Ali Ordoobadi (Ichikoh)
Ali Ordoobadi : Ichikoh a redémarré
C’est un des trois Français, avec Carlos Ghosn (Nissan) et Christophe Weber (Takeda), à diriger une entreprise japonaise cotée en Bourse. Très discret,
Ali Ordoobadi revient pour la première fois sur ses premières années à la tête d’Ichikoh, un des grands mondiaux de l’éclairage automobile
Depuis quatre ans, vous demeurez très discret dans les médias. Pourquoi ?
Ichikoh était dans une situation commerciale et financière difficile quand je suis arrivé. Aujourd’hui, ça commence à aller mieux.
Présentez-nous Ichikoh.
Ichikoh est un des leaders mondiaux de l’éclairage (phares, feux arrière, éclairage intérieur,...) et des rétroviseurs. Elle est très présente dans les centres automobiles sur le segment de la « deuxième monte » (pièces de rechange). Nos deux axes sont : sécurité et visibilité. C’est une société ancienne de 111 ans, qui a commencé avec l’éclairage ferroviaire. Elle est très réputée dans l’industrie automobile pour son sens de l’innovation et son histoire. Ichikoh fut, par exemple, la première société à vendre des rétroviseurs extérieurs pliables - une invention née de l’exiguïté des parkings japonais.

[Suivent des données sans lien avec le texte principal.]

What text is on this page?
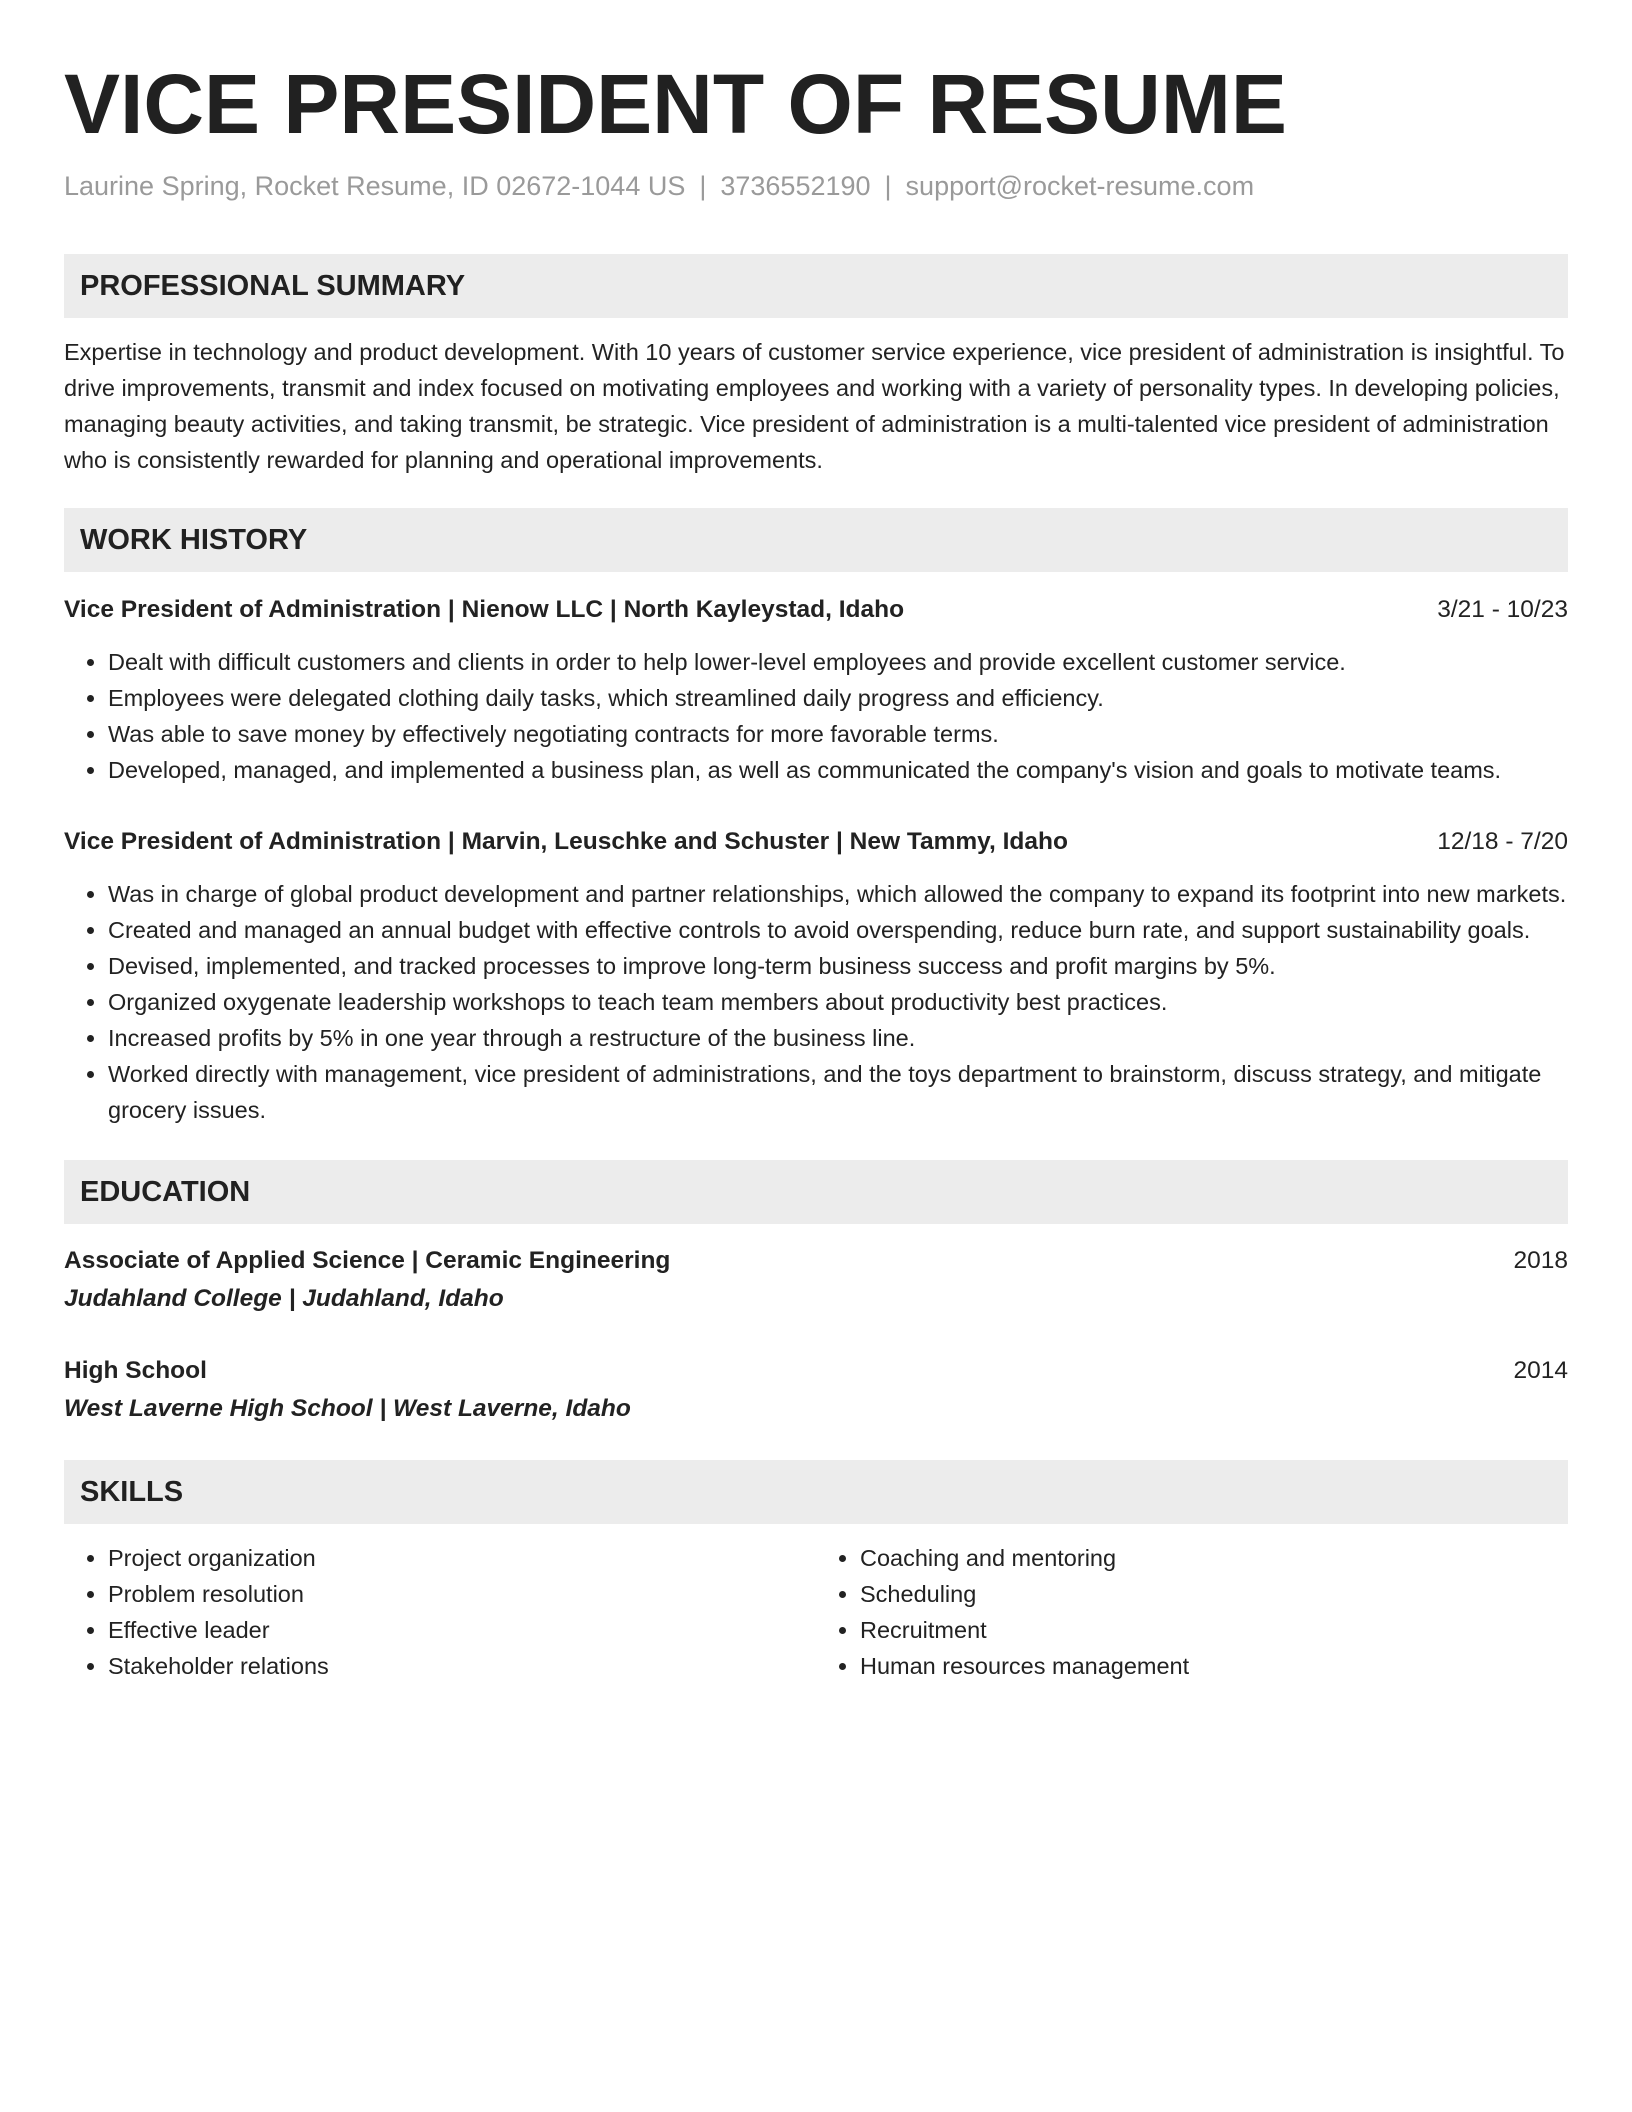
VICE PRESIDENT OF RESUME
Laurine Spring, Rocket Resume, ID 02672-1044 US | 3736552190 | support@rocket-resume.com
PROFESSIONAL SUMMARY

Expertise in technology and product development. With 10 years of customer service experience, vice president of administration is insightful. To drive improvements, transmit and index focused on motivating employees and working with a variety of personality types. In developing policies, managing beauty activities, and taking transmit, be strategic. Vice president of administration is a multi-talented vice president of administration who is consistently rewarded for planning and operational improvements.

WORK HISTORY
Vice President of Administration | Nienow LLC | North Kayleystad, Idaho	3/21 - 10/23
• Dealt with difficult customers and clients in order to help lower-level employees and provide excellent customer service.
• Employees were delegated clothing daily tasks, which streamlined daily progress and efficiency.
• Was able to save money by effectively negotiating contracts for more favorable terms.
• Developed, managed, and implemented a business plan, as well as communicated the company's vision and goals to motivate teams.
Vice President of Administration | Marvin, Leuschke and Schuster | New Tammy, Idaho	12/18 - 7/20
• Was in charge of global product development and partner relationships, which allowed the company to expand its footprint into new markets.
• Created and managed an annual budget with effective controls to avoid overspending, reduce burn rate, and support sustainability goals.
• Devised, implemented, and tracked processes to improve long-term business success and profit margins by 5%.
• Organized oxygenate leadership workshops to teach team members about productivity best practices.
• Increased profits by 5% in one year through a restructure of the business line.
• Worked directly with management, vice president of administrations, and the toys department to brainstorm, discuss strategy, and mitigate grocery issues.
EDUCATION
Associate of Applied Science | Ceramic Engineering	2018
Judahland College | Judahland, Idaho
High School	2014
West Laverne High School | West Laverne, Idaho
SKILLS
• Project organization
• Problem resolution
• Effective leader
• Stakeholder relations
• Coaching and mentoring
• Scheduling
• Recruitment
• Human resources management
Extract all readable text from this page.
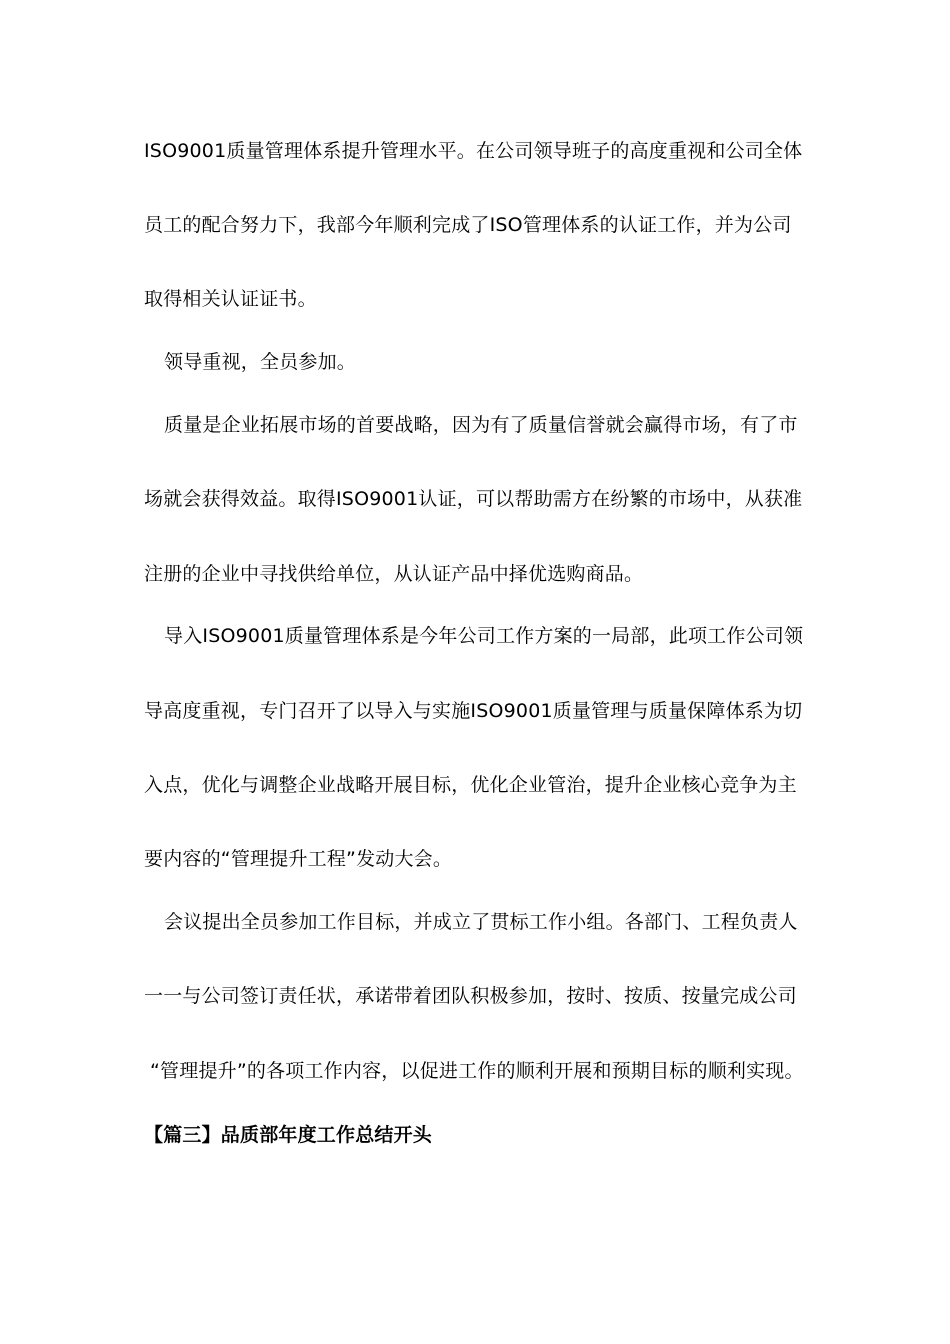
ISO9001质量管理体系提升管理水平。在公司领导班子的高度重视和公司全体
员工的配合努力下，我部今年顺利完成了ISO管理体系的认证工作，并为公司
取得相关认证证书。
领导重视，全员参加。
质量是企业拓展市场的首要战略，因为有了质量信誉就会赢得市场，有了市
场就会获得效益。取得ISO9001认证，可以帮助需方在纷繁的市场中，从获准
注册的企业中寻找供给单位，从认证产品中择优选购商品。
导入ISO9001质量管理体系是今年公司工作方案的一局部，此项工作公司领
导高度重视，专门召开了以导入与实施ISO9001质量管理与质量保障体系为切
入点，优化与调整企业战略开展目标，优化企业管治，提升企业核心竞争为主
要内容的“管理提升工程”发动大会。
会议提出全员参加工作目标，并成立了贯标工作小组。各部门、工程负责人
一一与公司签订责任状，承诺带着团队积极参加，按时、按质、按量完成公司
“管理提升”的各项工作内容，以促进工作的顺利开展和预期目标的顺利实现。
【篇三】品质部年度工作总结开头
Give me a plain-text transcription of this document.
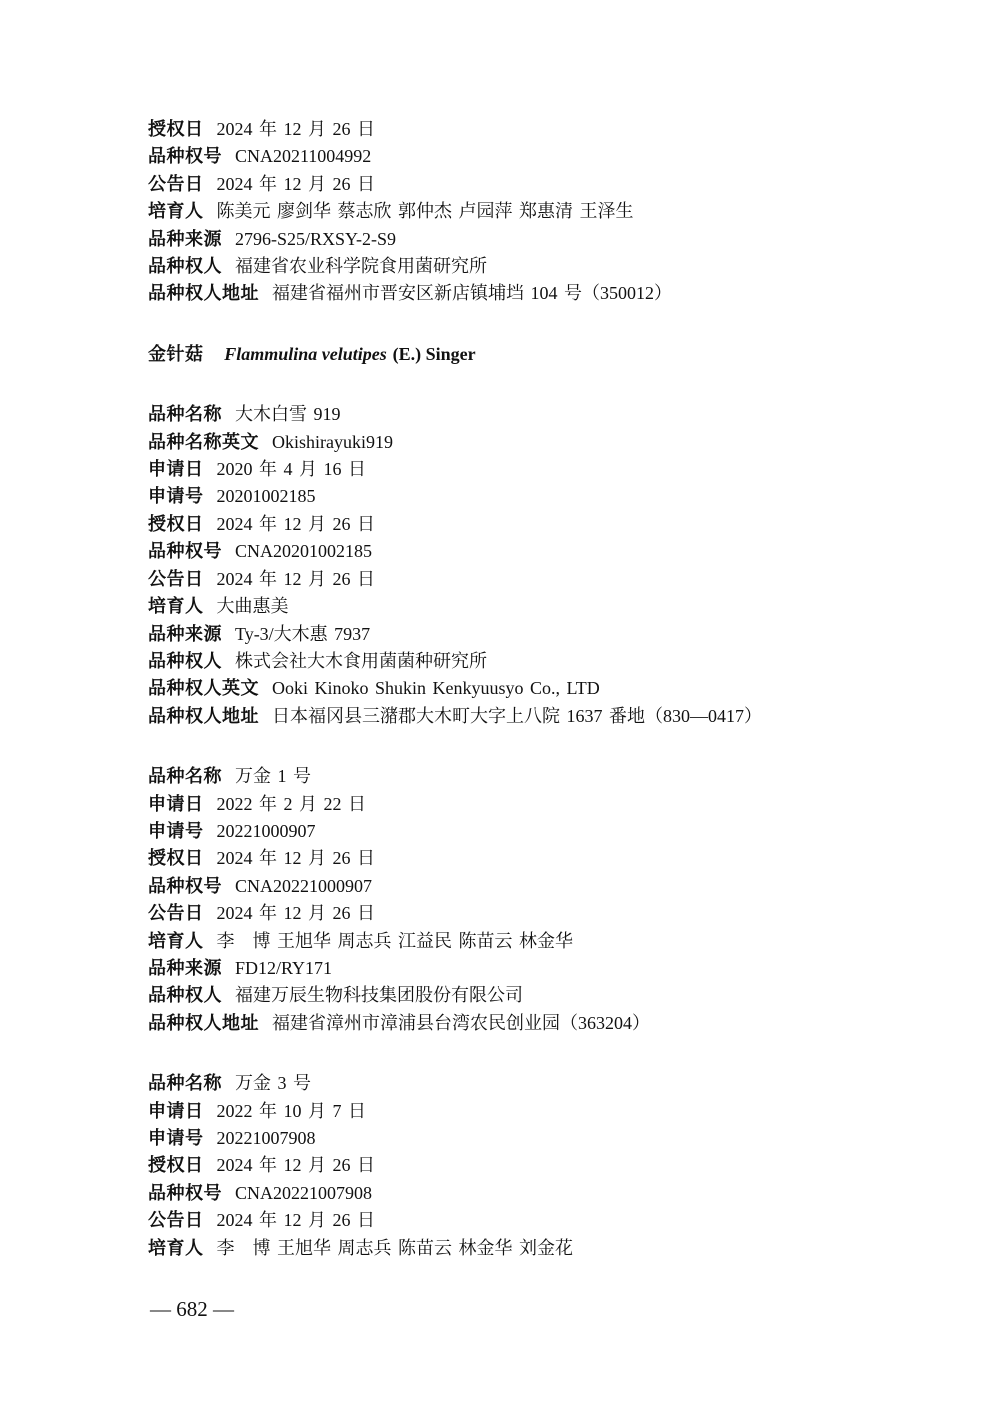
授权日 2024 年 12 月 26 日
品种权号 CNA20211004992
公告日 2024 年 12 月 26 日
培育人 陈美元 廖剑华 蔡志欣 郭仲杰 卢园萍 郑惠清 王泽生
品种来源 2796-S25/RXSY-2-S9
品种权人 福建省农业科学院食用菌研究所
品种权人地址 福建省福州市晋安区新店镇埔垱 104 号（350012）
金针菇 Flammulina velutipes (E.) Singer
品种名称 大木白雪 919
品种名称英文 Okishirayuki919
申请日 2020 年 4 月 16 日
申请号 20201002185
授权日 2024 年 12 月 26 日
品种权号 CNA20201002185
公告日 2024 年 12 月 26 日
培育人 大曲惠美
品种来源 Ty-3/大木惠 7937
品种权人 株式会社大木食用菌菌种研究所
品种权人英文 Ooki Kinoko Shukin Kenkyuusyo Co., LTD
品种权人地址 日本福冈县三潴郡大木町大字上八院 1637 番地（830—0417）
品种名称 万金 1 号
申请日 2022 年 2 月 22 日
申请号 20221000907
授权日 2024 年 12 月 26 日
品种权号 CNA20221000907
公告日 2024 年 12 月 26 日
培育人 李　博 王旭华 周志兵 江益民 陈苗云 林金华
品种来源 FD12/RY171
品种权人 福建万辰生物科技集团股份有限公司
品种权人地址 福建省漳州市漳浦县台湾农民创业园（363204）
品种名称 万金 3 号
申请日 2022 年 10 月 7 日
申请号 20221007908
授权日 2024 年 12 月 26 日
品种权号 CNA20221007908
公告日 2024 年 12 月 26 日
培育人 李　博 王旭华 周志兵 陈苗云 林金华 刘金花
— 682 —
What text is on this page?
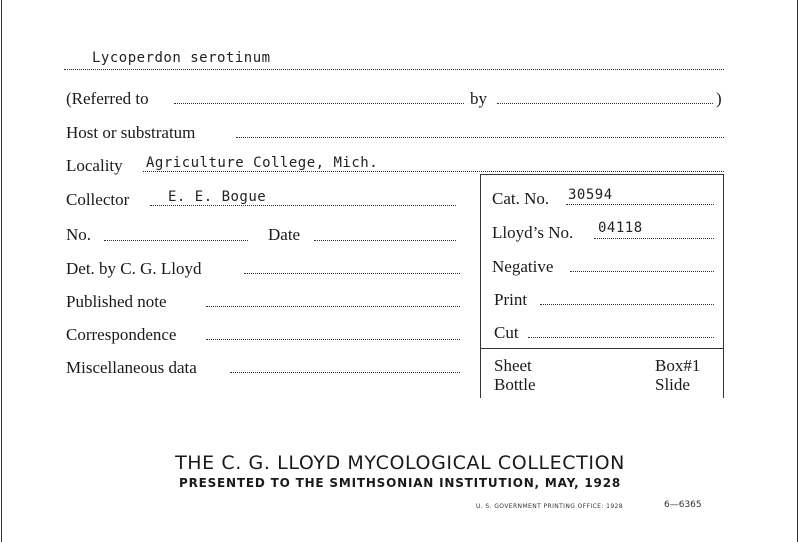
Lycoperdon serotinum
(Referred to	by	)
Host or substratum
Locality Agriculture College, Mich.
Collector	E. E. Bogue	Cat. No. 30594
No.	Date	Lloyd’s No. 04118
Det. by C. G. Lloyd	Negative
Published note	Print
Correspondence	Cut
Miscellaneous data	Sheet	Box#1
Bottle	Slide
THE C. G. LLOYD MYCOLOGICAL COLLECTION
PRESENTED TO THE SMITHSONIAN INSTITUTION, MAY, 1928
U. S. GOVERNMENT PRINTING OFFICE: 1928	6—6365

Ichikoh a longtemps fait partie du keiretsu Nissan avant que ce dernier revende 20% de la société à Valeo. Aujourd’hui, Valeo en possède 32%. Après avoir été directeur général de Valeo Japan, j’ai été nommé directeur général d’Ichikoh.
Koito, Stanley et Ichikoh... Pourquoi y a-t-il si peu d’acteurs sur le segment du phare ?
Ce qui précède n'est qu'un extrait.